The hexagon names contain letters and numbers. This makes them in effect a base-36 system for
identifying unique locations in the library. Nonetheless, hexagon names still commonly stretch to
more than 3200 characters. (For reasons I do not fully understand, but which I believe to be merely
statistical, books found by searching almost always contain hexagon names of 3254 characters.)
Because of their length, it's not possible for all browsers to access them using what’s known as a
GET request. The only effect this should have for users is that books in hexagons with names of
greater than 1950 characters can only be bookmarked by using the “bookmarkable” link on the
book pages. It allows you to create a custom url for pages and share them as links or bookmark
them. Otherwise, the only way to recover a book you have checked out in the past is to copy down
its hexagon-wall-shelf-volume identifier and page number. These can be entered in the browse page
to access any book by its location.
One caveat: because of their length, hexagon names often appear in truncated form on the site. In
order to obtain the full hexagon name, either download the book (its location will be printed at the
end of the text document) or follow the book location link to the browse page. Both of these links
can be found in the navigation bar of any book you access.
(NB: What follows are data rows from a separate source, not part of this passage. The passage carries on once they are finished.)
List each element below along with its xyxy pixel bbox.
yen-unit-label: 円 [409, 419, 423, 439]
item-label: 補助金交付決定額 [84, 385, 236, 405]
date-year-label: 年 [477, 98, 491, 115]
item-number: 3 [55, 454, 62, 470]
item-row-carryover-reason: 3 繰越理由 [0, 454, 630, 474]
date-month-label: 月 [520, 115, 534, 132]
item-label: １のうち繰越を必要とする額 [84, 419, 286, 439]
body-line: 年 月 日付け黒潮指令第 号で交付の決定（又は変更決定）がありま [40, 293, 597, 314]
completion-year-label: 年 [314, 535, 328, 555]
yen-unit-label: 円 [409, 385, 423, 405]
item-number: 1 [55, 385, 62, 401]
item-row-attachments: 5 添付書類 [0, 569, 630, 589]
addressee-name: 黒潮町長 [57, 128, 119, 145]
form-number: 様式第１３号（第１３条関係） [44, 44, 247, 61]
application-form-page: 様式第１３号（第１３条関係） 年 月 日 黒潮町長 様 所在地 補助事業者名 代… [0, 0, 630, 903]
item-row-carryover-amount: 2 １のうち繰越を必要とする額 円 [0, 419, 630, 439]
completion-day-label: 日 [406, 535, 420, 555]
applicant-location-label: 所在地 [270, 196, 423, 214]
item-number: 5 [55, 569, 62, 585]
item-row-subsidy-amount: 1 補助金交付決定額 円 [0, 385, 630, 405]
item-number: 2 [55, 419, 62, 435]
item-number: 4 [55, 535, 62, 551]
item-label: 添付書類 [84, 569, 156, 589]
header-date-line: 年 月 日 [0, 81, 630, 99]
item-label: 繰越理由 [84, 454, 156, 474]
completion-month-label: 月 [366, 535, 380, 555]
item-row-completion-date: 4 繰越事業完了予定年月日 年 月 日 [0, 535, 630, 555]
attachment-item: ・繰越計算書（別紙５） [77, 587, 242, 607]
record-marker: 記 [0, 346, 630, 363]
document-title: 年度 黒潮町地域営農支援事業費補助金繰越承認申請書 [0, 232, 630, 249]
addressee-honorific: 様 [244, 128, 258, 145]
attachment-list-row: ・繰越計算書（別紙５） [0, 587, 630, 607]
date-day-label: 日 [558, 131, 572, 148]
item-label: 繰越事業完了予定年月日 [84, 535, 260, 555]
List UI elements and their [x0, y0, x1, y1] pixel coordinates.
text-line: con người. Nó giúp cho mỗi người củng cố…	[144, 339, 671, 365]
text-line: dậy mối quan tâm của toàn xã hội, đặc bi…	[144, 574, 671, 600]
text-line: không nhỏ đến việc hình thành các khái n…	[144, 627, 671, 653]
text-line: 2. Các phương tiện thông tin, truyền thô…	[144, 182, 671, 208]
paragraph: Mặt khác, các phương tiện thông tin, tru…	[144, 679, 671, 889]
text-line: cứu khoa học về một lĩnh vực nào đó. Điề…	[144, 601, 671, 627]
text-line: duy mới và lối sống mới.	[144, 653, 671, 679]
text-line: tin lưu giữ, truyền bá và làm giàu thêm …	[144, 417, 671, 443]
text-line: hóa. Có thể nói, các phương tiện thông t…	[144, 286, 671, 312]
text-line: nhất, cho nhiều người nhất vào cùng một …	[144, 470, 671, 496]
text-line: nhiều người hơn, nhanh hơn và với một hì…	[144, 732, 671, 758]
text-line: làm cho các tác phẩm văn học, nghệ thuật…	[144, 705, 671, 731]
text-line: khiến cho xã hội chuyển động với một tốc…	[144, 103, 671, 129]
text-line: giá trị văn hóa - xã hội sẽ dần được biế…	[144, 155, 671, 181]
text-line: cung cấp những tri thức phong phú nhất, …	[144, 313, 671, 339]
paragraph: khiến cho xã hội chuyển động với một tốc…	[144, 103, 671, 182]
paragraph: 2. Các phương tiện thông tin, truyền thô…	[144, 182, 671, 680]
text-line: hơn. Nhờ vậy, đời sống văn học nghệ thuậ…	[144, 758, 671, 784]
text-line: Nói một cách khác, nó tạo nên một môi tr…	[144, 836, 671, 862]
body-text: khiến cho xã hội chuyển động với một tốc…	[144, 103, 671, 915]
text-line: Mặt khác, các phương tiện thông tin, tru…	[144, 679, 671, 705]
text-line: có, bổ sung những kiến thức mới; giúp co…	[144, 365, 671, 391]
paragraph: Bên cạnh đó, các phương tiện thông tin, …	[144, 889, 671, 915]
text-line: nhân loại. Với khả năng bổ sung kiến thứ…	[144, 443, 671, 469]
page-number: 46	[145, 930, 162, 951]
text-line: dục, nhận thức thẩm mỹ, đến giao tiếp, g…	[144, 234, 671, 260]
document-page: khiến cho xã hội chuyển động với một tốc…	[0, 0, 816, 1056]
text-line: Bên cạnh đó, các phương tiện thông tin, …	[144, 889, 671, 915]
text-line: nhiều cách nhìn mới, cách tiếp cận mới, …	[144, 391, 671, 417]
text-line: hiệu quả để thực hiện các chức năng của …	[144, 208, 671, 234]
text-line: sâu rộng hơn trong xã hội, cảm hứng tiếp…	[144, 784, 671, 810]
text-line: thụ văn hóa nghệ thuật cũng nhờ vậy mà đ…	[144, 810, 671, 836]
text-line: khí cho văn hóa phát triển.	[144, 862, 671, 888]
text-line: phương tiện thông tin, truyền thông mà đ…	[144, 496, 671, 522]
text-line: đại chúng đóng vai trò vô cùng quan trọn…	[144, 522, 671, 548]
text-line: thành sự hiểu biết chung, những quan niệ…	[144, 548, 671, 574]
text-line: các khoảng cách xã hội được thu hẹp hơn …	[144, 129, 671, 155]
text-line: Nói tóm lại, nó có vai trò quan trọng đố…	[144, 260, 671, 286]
The first link in that list is an
abbreviated version of the book location, and allows you to browse the shelf containing the book
you are currently reading. The browse page will contain the full hexagon name in a copy-pastable
form in its text area.
The library offers three methods for checking out books: browse, search, and random. What follows
are ideas for the daunting task of entering its hexagons.

Open a Book at Random...


• And listen to it with a screen reader
• And invent the language in which it is grammatically correct
• Invent a code in which its letters are somewhat more meaningful (e.g. take every second or
third letter, or the letter following or previous in the alphabet, etc.)
• Practice gematria
• Anglishize!

Browse...
• The hexagon with your initials
• The hexagons with your lucky number
• Just to read the titles
• Take a page of text from somehwere in the library, and enter it as the name of a hexagon.
(spaces, commas, and periods will be removed automatically)

Search...
• For your name
• For a date in the future
• For a date in the past
• For a passage from your favorite book, or something you yourself have written. Search for
alternate scenes and endings.
• If you have writer’s block, search for the last word or sentence fragment you've written, and
find out how it ends.
• -
• Those who tire of being constantly thwarted looking for meaning among the library’s babble
can use reading its jumbled texts as a form of meditation. Eventually your mind learns no
longer to search for or expect significance.